JAMES MORRISON: PORT DAVEY, TASMANIA
Catalogue text by Sandra Bridie in conversation with James Morrison
James Morrison’s excessive, fantastical paintings, in this exhibition, combined the exacting empiricism of botanical painting, the over-ripe exoticism of orientalist art, the awkward rendering of colonial landscape painting, and the narrative drive of magic realism.
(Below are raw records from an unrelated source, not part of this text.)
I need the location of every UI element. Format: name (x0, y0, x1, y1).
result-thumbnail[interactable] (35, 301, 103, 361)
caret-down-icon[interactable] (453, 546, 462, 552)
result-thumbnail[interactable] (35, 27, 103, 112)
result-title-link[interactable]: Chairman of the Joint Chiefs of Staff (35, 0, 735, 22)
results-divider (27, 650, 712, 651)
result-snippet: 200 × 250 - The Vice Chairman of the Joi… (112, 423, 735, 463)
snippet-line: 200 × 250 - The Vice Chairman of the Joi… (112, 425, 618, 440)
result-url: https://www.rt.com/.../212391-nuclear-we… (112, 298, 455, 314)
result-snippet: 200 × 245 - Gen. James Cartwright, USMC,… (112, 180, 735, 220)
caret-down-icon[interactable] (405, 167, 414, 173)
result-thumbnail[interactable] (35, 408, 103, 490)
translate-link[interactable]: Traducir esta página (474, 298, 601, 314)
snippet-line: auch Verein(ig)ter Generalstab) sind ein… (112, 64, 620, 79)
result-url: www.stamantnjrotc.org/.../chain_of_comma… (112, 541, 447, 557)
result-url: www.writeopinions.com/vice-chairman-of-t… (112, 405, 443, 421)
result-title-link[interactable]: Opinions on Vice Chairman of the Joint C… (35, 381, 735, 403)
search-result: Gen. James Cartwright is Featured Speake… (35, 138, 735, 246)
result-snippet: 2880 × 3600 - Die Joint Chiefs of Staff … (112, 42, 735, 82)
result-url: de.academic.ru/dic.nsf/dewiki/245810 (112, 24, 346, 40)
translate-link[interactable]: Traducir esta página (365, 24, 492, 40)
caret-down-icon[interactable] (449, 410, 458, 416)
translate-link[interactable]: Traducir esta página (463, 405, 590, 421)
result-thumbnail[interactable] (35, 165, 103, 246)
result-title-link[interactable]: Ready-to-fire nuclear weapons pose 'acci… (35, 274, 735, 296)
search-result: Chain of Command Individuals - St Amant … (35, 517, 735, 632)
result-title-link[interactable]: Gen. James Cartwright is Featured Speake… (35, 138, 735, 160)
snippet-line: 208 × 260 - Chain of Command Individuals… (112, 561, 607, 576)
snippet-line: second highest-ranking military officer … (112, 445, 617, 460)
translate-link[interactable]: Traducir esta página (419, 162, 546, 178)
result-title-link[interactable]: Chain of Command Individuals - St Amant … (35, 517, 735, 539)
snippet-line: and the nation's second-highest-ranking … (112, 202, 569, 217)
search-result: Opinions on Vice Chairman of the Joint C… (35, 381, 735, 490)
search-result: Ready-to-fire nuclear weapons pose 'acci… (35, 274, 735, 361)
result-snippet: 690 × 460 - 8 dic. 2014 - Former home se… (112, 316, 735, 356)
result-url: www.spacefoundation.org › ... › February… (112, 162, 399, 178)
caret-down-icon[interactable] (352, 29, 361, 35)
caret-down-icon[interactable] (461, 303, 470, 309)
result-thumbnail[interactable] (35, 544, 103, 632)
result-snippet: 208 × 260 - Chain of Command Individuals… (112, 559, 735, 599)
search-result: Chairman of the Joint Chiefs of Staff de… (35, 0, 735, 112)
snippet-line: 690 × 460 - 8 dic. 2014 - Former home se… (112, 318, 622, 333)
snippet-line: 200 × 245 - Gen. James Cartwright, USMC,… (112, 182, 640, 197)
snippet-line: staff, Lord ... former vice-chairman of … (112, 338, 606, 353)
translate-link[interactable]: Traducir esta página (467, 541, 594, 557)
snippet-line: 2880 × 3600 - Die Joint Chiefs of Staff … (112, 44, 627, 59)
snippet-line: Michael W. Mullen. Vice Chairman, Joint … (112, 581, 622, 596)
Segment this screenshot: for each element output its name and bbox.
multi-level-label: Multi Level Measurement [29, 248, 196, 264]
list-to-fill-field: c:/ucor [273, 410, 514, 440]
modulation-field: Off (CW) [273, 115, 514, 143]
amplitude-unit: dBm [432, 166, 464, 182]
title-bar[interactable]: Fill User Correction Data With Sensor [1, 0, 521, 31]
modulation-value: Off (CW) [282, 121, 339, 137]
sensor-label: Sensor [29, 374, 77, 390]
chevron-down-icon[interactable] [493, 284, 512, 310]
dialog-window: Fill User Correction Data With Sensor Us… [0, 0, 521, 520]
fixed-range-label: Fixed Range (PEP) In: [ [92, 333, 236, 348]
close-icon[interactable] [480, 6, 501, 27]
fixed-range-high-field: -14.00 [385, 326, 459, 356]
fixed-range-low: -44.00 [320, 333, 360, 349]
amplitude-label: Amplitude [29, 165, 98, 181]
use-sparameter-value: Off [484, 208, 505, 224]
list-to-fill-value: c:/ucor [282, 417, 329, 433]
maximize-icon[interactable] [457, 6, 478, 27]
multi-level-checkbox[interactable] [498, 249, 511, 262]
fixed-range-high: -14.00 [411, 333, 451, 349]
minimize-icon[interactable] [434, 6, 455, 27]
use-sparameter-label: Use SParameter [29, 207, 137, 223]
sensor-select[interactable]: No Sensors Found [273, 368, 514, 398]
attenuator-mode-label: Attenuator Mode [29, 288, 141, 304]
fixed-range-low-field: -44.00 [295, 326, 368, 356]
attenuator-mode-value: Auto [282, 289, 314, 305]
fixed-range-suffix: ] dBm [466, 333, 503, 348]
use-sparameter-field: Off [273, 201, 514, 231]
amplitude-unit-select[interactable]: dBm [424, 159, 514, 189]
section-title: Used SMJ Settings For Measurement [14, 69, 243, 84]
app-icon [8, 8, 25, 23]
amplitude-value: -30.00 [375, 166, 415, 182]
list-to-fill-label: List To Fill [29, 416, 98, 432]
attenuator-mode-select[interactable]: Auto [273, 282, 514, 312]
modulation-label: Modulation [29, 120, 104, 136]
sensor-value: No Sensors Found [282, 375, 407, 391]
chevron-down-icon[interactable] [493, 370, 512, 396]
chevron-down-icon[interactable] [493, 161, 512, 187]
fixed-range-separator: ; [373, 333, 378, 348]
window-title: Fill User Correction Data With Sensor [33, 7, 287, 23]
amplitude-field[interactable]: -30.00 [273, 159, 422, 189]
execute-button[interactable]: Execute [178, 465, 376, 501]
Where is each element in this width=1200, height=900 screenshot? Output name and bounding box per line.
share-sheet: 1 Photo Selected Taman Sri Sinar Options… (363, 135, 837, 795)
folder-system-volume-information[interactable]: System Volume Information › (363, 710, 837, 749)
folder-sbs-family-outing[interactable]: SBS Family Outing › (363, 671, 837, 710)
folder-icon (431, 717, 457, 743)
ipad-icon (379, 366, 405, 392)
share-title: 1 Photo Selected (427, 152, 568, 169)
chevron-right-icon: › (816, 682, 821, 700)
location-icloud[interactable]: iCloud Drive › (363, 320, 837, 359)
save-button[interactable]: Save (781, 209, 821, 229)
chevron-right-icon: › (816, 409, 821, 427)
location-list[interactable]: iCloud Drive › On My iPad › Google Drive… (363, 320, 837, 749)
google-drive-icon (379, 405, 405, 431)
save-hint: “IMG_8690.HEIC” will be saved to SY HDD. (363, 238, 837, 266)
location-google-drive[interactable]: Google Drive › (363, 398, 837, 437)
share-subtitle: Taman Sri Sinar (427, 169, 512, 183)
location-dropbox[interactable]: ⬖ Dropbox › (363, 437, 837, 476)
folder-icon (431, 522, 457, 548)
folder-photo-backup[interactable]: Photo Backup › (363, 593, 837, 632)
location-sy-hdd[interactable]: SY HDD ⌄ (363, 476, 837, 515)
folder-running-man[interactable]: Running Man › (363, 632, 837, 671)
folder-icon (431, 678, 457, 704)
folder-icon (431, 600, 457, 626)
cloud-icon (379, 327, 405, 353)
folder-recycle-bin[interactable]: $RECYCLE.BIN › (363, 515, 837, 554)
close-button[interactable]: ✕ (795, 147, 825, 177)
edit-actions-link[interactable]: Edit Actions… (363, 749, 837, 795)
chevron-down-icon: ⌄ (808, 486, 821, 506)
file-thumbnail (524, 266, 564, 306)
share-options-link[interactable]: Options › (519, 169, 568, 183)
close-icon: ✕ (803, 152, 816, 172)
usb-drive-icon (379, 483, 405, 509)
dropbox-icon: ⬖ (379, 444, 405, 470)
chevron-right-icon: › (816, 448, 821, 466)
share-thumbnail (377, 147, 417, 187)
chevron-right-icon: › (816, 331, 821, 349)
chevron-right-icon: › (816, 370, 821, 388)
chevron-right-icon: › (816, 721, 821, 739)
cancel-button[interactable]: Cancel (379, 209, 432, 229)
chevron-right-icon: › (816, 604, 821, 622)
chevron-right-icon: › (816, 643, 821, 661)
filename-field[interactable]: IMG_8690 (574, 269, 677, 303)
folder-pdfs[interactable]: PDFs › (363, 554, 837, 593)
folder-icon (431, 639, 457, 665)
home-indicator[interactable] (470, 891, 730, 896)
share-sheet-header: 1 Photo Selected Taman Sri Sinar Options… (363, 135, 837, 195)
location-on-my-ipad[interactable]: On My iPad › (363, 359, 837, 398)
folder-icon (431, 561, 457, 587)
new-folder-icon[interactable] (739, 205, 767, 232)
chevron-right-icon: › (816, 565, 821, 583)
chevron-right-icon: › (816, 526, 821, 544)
Despite their eccentric narrative, and hallucinatory world view, Morrison’s paintings have proven to be intensely autobiographical, informed in part from memories of a childhood upbringing in Papua New Guinea: ‘I guess that's where the colour and the 'exotic' in my work come from, and the colonial aspect in the work came from an awareness of being a white person in someone else's country’. Morrison’s paintings also engaged the complexity of painting the Australian landscape, through reference to artists as diverse as Glover, von Guerard and Namatjira: ‘I have always had a problem about how to acknowledge an indigenous presence, but now I am thinking that its absence is more telling than any trite symbolism I could conceive’. Based upon the remote coastal region of Port Davey, Tasmania — a place that the artist has never visited — Morrison’s idyllic landscapes and bittersweet tropical tales were imbued with a naïve yet romantic sensibility, with wild elements of humour and humidity, sexuality and sadness.